A series of four classes on how to brew beer
By Shawn Gatesman
Brewing beer is a wonderful hobby and can be nearly as simple or complex as you desire to make it. This will be the first article in a series that explores the world of homebrewing and how beer is made. Here we will focus on the essential ingredients, and why they matter, along with the general processes that go on in the beer making process.
The Ingredients to Brew Beer:
Malt – malted barley grains (or wheat, rye, oats, sorghum) which contain starches used (converted) to create sugary wort, which is fermented into beer. Malt can be in the form of the whole grains, or extracts (dry and liquid). BASE malts give the beer most of the fermentable sugar that yeast converts to alcohol and Carbon Dioxide (CO2). Base malts in some cases leave minimal flavor behind. SPECIALTY malts offer a variety of color and flavor characters and often useless fermentable sugar.
Malt Extracts – typically your base malt only. These are made from actual malted grains, and then the wort is concentrated to a liquid (LME) or a dry (DME) malt extract. These are used in extract brewing, as well as at times added to all-grain recipes as needed.
Hops – flowers from a vine-like plant. These flowers have both compounds that offer bittering, to balance out the sweet malt flavors of beer, and also flavor and aroma compounds. There are many varieties, and they offer an array of bittering, character, and aroma characteristics. How hops are utilized in your beer can be nearly as important, if not more so, than what hops you use. Hops are typically dried and packaged for use. They are often further processed into “pellets,” which makes them more stable for storage.
Yeast – a fungus (Saccharomyces cerevisiae) that is used to metabolize sugars in wort (un-fermented beer) and convert them into alcohol and CO2. The two primary types of yeast are ale and lager yeasts. There are many strains of brewing yeast within these two types and can offer little to extreme flavor and aroma characteristics to the beer. We could NOT have the beer without this tiny small “Friendly Fermenter”!

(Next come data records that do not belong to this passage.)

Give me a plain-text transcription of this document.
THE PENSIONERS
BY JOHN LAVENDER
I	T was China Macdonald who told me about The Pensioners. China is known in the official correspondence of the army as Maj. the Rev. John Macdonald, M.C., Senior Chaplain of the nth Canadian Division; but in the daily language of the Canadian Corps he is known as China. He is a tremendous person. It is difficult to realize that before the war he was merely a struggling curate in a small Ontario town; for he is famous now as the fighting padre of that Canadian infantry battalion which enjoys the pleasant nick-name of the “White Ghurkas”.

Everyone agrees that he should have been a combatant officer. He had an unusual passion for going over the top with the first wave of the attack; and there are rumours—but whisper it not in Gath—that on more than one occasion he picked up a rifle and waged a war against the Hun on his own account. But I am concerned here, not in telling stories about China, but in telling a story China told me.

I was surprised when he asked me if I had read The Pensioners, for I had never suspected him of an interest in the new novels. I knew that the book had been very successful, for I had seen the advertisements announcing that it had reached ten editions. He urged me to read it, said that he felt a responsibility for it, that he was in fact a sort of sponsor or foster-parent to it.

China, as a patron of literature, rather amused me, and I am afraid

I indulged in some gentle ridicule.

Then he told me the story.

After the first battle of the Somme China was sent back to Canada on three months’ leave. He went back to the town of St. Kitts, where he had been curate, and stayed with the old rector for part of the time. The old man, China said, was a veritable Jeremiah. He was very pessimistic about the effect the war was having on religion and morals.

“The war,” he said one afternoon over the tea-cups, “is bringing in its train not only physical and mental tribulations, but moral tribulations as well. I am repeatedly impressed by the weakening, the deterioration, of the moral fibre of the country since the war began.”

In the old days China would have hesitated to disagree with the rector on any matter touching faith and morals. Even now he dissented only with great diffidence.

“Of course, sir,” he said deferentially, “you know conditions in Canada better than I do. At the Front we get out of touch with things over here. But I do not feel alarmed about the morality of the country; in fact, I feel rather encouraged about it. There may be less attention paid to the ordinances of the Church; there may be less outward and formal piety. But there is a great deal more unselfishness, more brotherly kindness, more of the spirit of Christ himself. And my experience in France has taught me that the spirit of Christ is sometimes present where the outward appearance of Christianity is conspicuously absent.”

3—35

Water – we all know what this is. You need good tasting water to have good beer. When brewing with malt extracts, water chemistry is not as important as it is in “all grain” brewing.
Adjuncts – this is a word that merely means other ingredients you add to beer, typically for flavor, aroma, or body contributions, that are not fermentable (sugar, malt) and not yeast or hops.
Mashing (“All grain brewing”) – the process of mixing cracked/crushed malted grains with hot water (usually to a net of around 150 degrees), to convert the starches in the grains into fermentable sugars (glucose, maltose, and others). This conversion occurs by activating enzymes that are in the malted grains. The enzymes come from a specific malting process where grains are partially germinated and then dried.
The Boil – once you have sweet wort, by AG brewing, extracts, or a combination of the two, it must be boiled for several reasons. 1) sanitation 2) driving off compounds that can later lead to off flavors, 3) boiling the bittering hops to create the bitterness desired through “isomerization” of hop compounds. A typical boil lasts from 60-90 minutes.
Chilling – after the boil, the wort must be cooled to correct temperatures for the yeast you are using (pitching temp.). The faster this can happen the better. It makes for cleaner wort and minimizes the chance of infection. Once the wort is cooled below 160 degrees, care must be taken to see EVERYTHING it touches is clean and sanitized!
Fermentation – is the process by which yeast “eats” the sugars in the wort, and creates flavors, alcohol, and carbon dioxide (CO2). This process can be very temperature sensitive, as the yeast will behave differently (and create different flavors) at different temperatures. Most Ale Yeast strains ferment between 60 and 75 degrees Fahrenheit. Lager yeasts are generally in the 40’s and 50’s.